I may or may not have mentioned this before but my parents divorced when I was thirteen, which is just a terrible age in general, even worse when your life falls apart before your eyes. And… I blamed my mom. I blamed her for walking out on us, even though she didn’t. I just couldn’t understand the sacrifices she was making. For my sister and I, for myself. For two years she lived in a terrible place that could only be described as a cabin, with no heat, just so she could be close to us. But I didn’t want to see her. I can’t imagine how awful the way I acted made her feel.

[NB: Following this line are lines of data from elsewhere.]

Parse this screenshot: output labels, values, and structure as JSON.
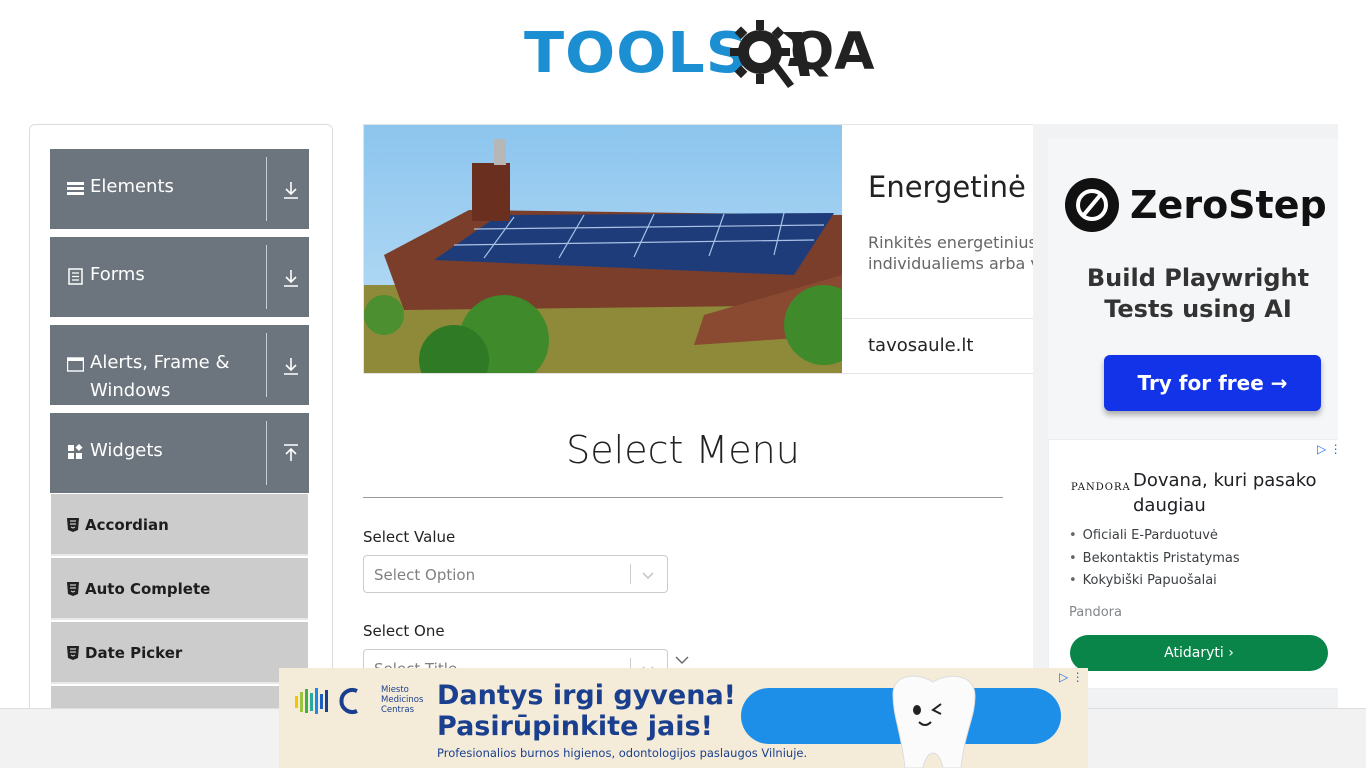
{
  "logo": {
    "tools": "TOOLS",
    "qa": "QA"
  },
  "sidebar": {
    "groups": [
      {
        "label": "Elements"
      },
      {
        "label": "Forms"
      },
      {
        "label": "Alerts, Frame & Windows"
      },
      {
        "label": "Widgets"
      }
    ],
    "widget_items": [
      {
        "label": "Accordian"
      },
      {
        "label": "Auto Complete"
      },
      {
        "label": "Date Picker"
      }
    ]
  },
  "top_ad": {
    "headline": "Energetinė n",
    "desc_line1": "Rinkitės energetinius",
    "desc_line2": "individualiems arba v",
    "domain": "tavosaule.lt"
  },
  "main": {
    "title": "Select Menu",
    "select_value": {
      "label": "Select Value",
      "placeholder": "Select Option"
    },
    "select_one": {
      "label": "Select One",
      "placeholder": "Select Title"
    }
  },
  "right_ads": {
    "zerostep": {
      "name": "ZeroStep",
      "tagline_line1": "Build Playwright",
      "tagline_line2": "Tests using AI",
      "button": "Try for free →"
    },
    "pandora": {
      "logo": "PANDORA",
      "title": "Dovana, kuri pasako daugiau",
      "bullets": [
        "Oficiali E-Parduotuvė",
        "Bekontaktis Pristatymas",
        "Kokybiški Papuošalai"
      ],
      "advertiser": "Pandora",
      "button": "Atidaryti"
    }
  },
  "bottom_ad": {
    "brand_line1": "Miesto",
    "brand_line2": "Medicinos",
    "brand_line3": "Centras",
    "headline_line1": "Dantys irgi gyvena!",
    "headline_line2": "Pasirūpinkite jais!",
    "sub": "Profesionalios burnos higienos, odontologijos paslaugos Vilniuje."
  },
  "colors": {
    "sidebar_group": "#6c757d",
    "sidebar_item": "#cccccc",
    "logo_blue": "#1b8fd1",
    "zerostep_button": "#1233e8",
    "pandora_button": "#0a8549"
  }
}
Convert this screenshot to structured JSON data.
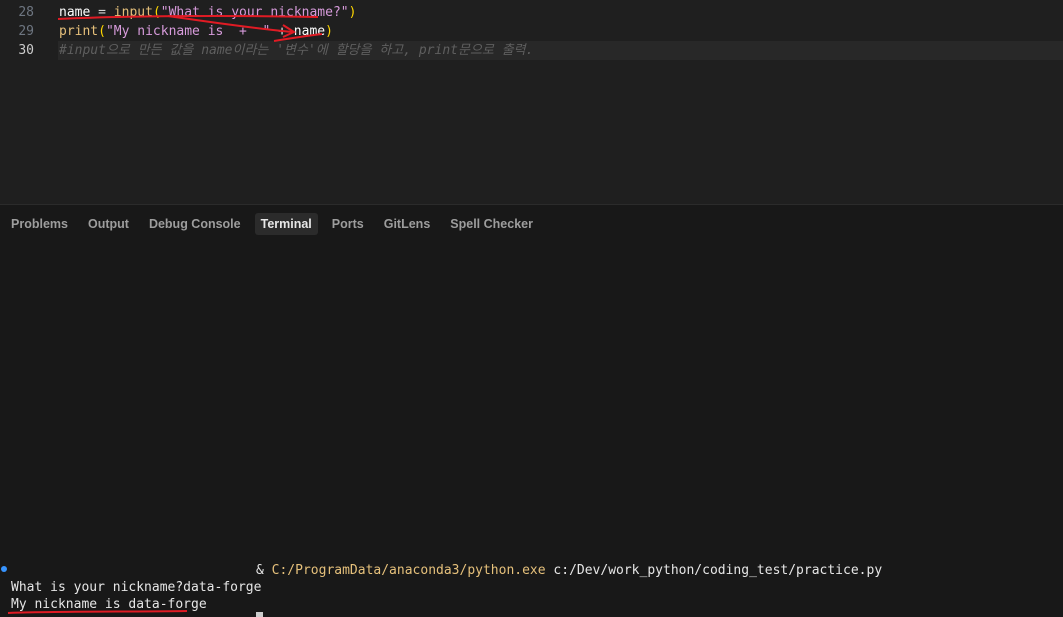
{
  "editor": {
    "lines": [
      {
        "number": "28",
        "tokens": [
          "name",
          " = ",
          "input",
          "(",
          "\"What is your nickname?\"",
          ")"
        ]
      },
      {
        "number": "29",
        "tokens": [
          "print",
          "(",
          "\"My nickname is  +  \" ",
          "+ name",
          ")"
        ]
      },
      {
        "number": "30",
        "comment": "#input으로 만든 값을 name이라는 '변수'에 할당을 하고, print문으로 출력."
      }
    ]
  },
  "panel": {
    "tabs": [
      "Problems",
      "Output",
      "Debug Console",
      "Terminal",
      "Ports",
      "GitLens",
      "Spell Checker"
    ],
    "active_tab": "Terminal"
  },
  "terminal": {
    "command_prefix": "& ",
    "python_path": "C:/ProgramData/anaconda3/python.exe",
    "script_path": " c:/Dev/work_python/coding_test/practice.py",
    "output_line_1": "What is your nickname?data-forge",
    "output_line_2": "My nickname is data-forge"
  },
  "colors": {
    "annotation": "#e01b24",
    "accent": "#3794ff"
  }
}
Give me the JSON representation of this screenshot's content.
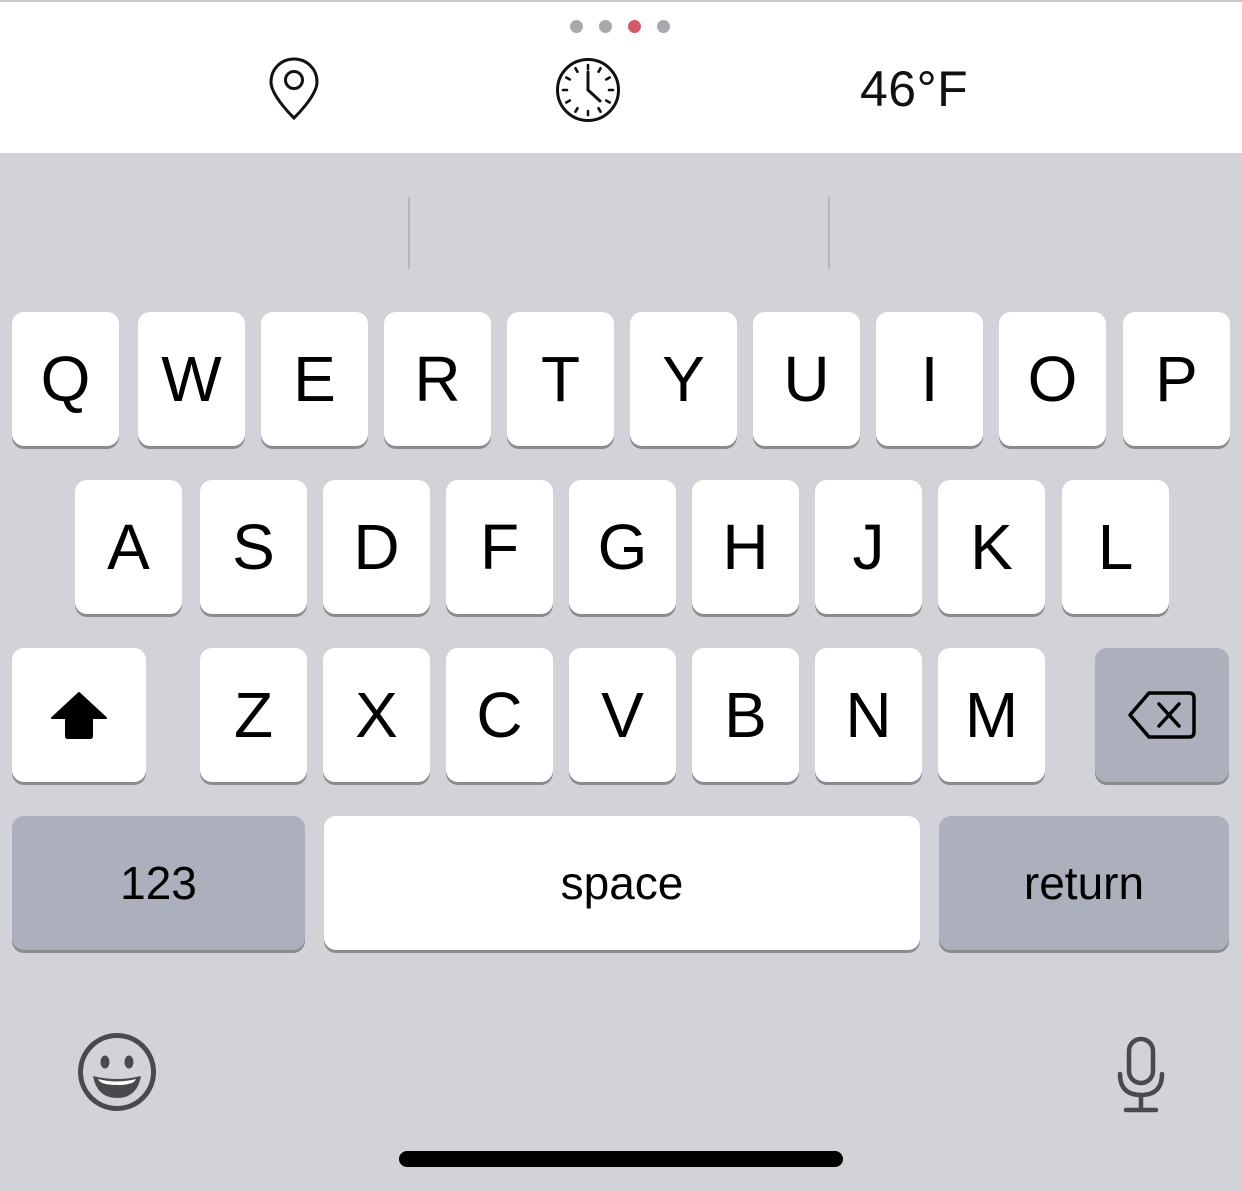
{
  "status_bar": {
    "page_indicator": {
      "count": 4,
      "active_index": 2
    },
    "location_icon": "map-pin-icon",
    "clock_icon": "clock-icon",
    "temperature": "46°F"
  },
  "keyboard": {
    "row1": [
      "Q",
      "W",
      "E",
      "R",
      "T",
      "Y",
      "U",
      "I",
      "O",
      "P"
    ],
    "row2": [
      "A",
      "S",
      "D",
      "F",
      "G",
      "H",
      "J",
      "K",
      "L"
    ],
    "row3": [
      "Z",
      "X",
      "C",
      "V",
      "B",
      "N",
      "M"
    ],
    "shift_icon": "shift-arrow-icon",
    "delete_icon": "backspace-icon",
    "numbers_label": "123",
    "space_label": "space",
    "return_label": "return",
    "emoji_icon": "emoji-smile-icon",
    "mic_icon": "microphone-icon"
  },
  "colors": {
    "keyboard_bg": "#d1d3d9",
    "key_light": "#ffffff",
    "key_dark": "#abb0bc",
    "active_dot": "#d35a6a",
    "inactive_dot": "#a9a9ad"
  }
}
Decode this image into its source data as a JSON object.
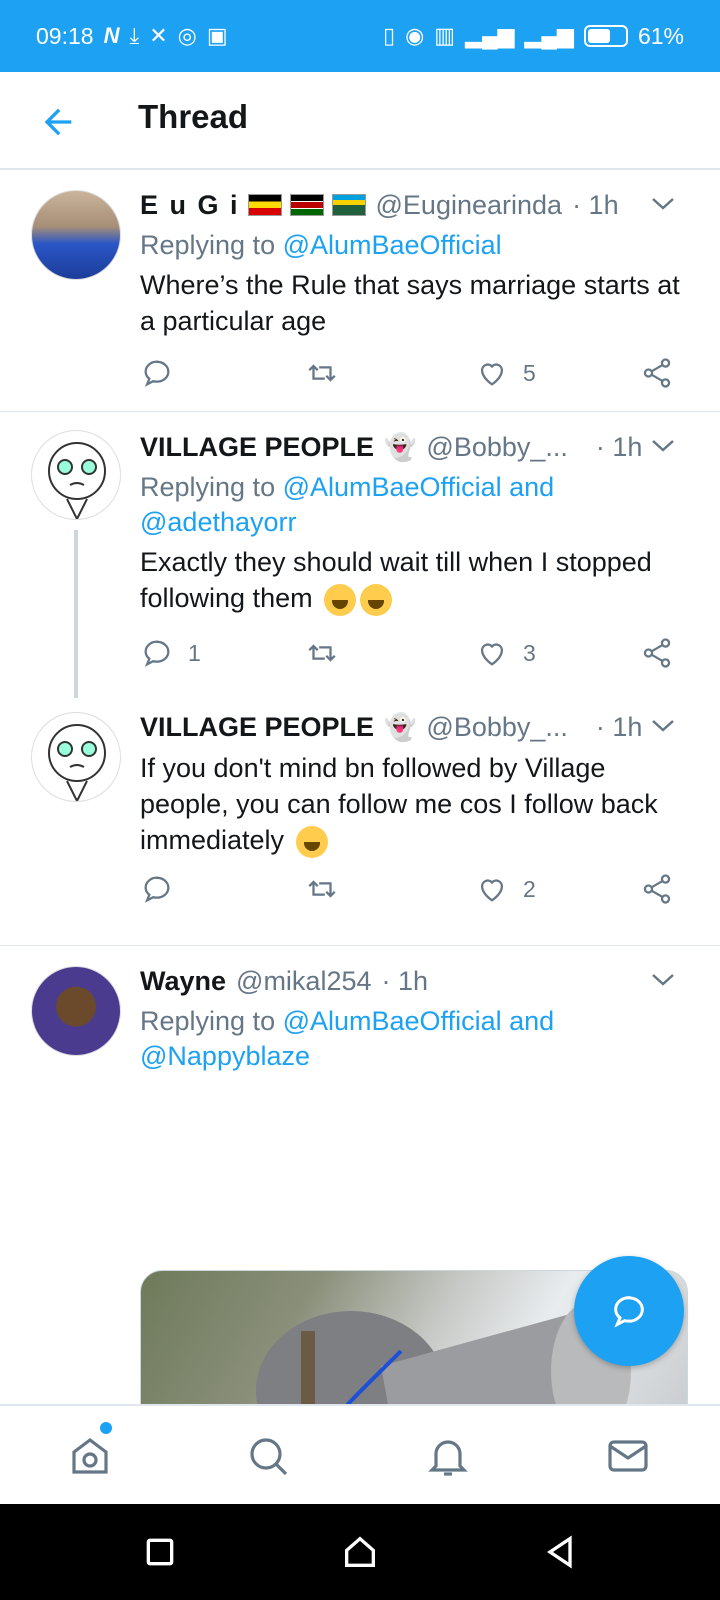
{
  "status_bar": {
    "time": "09:18",
    "battery": "61%",
    "battery_level": 0.61
  },
  "header": {
    "title": "Thread"
  },
  "tweets": [
    {
      "name": "E u G i",
      "handle": "@Euginearinda",
      "time": "· 1h",
      "replying_prefix": "Replying to ",
      "replying_to": "@AlumBaeOfficial",
      "text": "Where’s the Rule that says marriage starts at a particular age",
      "reply_count": "",
      "like_count": "5",
      "flags": [
        "uganda-flag",
        "kenya-flag",
        "rwanda-flag"
      ]
    },
    {
      "name": "VILLAGE PEOPLE",
      "handle": "@Bobby_...",
      "time": "· 1h",
      "replying_prefix": "Replying to ",
      "replying_to": "@AlumBaeOfficial and @adethayorr",
      "text": "Exactly they should wait till when I stopped following them",
      "reply_count": "1",
      "like_count": "3"
    },
    {
      "name": "VILLAGE PEOPLE",
      "handle": "@Bobby_...",
      "time": "· 1h",
      "text": "If you don't mind bn followed by Village people, you can follow me cos I follow back immediately",
      "reply_count": "",
      "like_count": "2"
    },
    {
      "name": "Wayne",
      "handle": "@mikal254",
      "time": "· 1h",
      "replying_prefix": "Replying to ",
      "replying_to": "@AlumBaeOfficial and @Nappyblaze"
    }
  ],
  "colors": {
    "accent": "#1da1f2",
    "text": "#14171a",
    "muted": "#657786",
    "divider": "#e1e8ed"
  },
  "icons": [
    "back-arrow-icon",
    "chevron-down-icon",
    "reply-icon",
    "retweet-icon",
    "like-icon",
    "share-icon",
    "compose-reply-icon",
    "home-icon",
    "search-icon",
    "notifications-icon",
    "messages-icon"
  ]
}
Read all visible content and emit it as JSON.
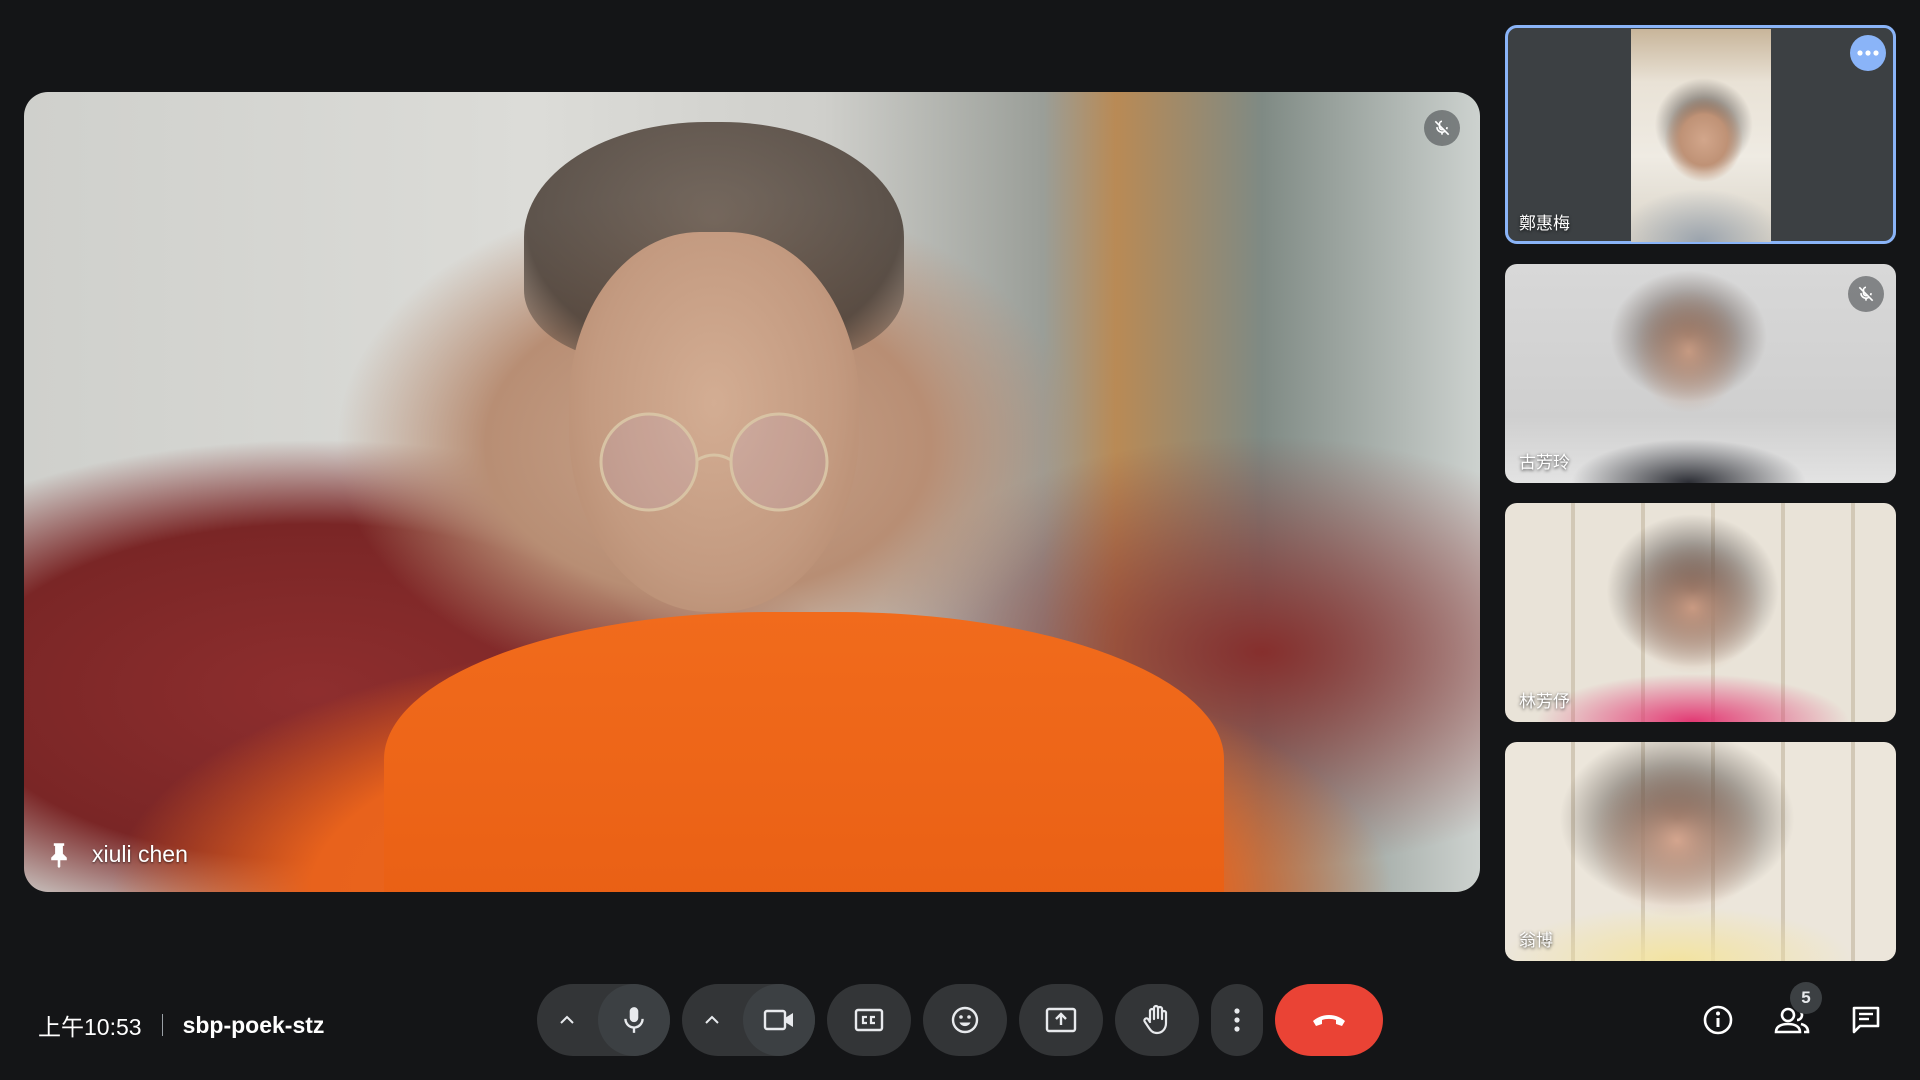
{
  "main_participant": {
    "name": "xiuli chen",
    "pinned": true,
    "muted": true
  },
  "participants": [
    {
      "name": "鄭惠梅",
      "active_speaker": true
    },
    {
      "name": "古芳玲",
      "muted": true
    },
    {
      "name": "林芳伃"
    },
    {
      "name": "翁博"
    }
  ],
  "meeting": {
    "time": "上午10:53",
    "code": "sbp-poek-stz"
  },
  "controls": {
    "mic_icon": "microphone-icon",
    "camera_icon": "video-camera-icon",
    "captions_icon": "closed-captions-icon",
    "reactions_icon": "emoji-icon",
    "present_icon": "present-screen-icon",
    "raise_hand_icon": "hand-icon",
    "more_icon": "more-vert-icon",
    "end_call_icon": "phone-hangup-icon"
  },
  "side_panel": {
    "people_count": "5"
  },
  "colors": {
    "background": "#141517",
    "button": "#333537",
    "end_call": "#ea4335",
    "active_outline": "#8ab4f8"
  }
}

I don’t deserve her. All things considered I’ve been a terrible daughter to a mother who has done nothing but love me. She drove me to school almost every day the year between my sister going to college and me getting my license (this was no small thing– by then she’d moved twenty minutes away, forty with the terrible morning traffic). She was always willing to make me food when dad hadn’t gone grocery shopping, bought me food, sent me sweet text messages in the middle of the day.
She’s also so strong. I wanted to write this before Breast Cancer Awareness month was over, because my mom had breast cancer twice. The first time was in the midst of when I hated her, and I hardly knew anything about it. Imagine having to deal with the contempt of your daughter and fucking cancer at the same time. But she did, and was fine. Until the cancer came back, that is. This time I was older, our relationship was mostly repaired but she still suffered largely without me knowing (don’t worry, one double mastectomy later, she’s fine).
It’s so easy for us to go through life without ever thinking about the things our parents sacrifice for us without our knowing. It’s so easy to never say thank you, to never give anything back. And that’s fucked up. I want to be a better daughter. I want to give the love my mom gave to me back to her.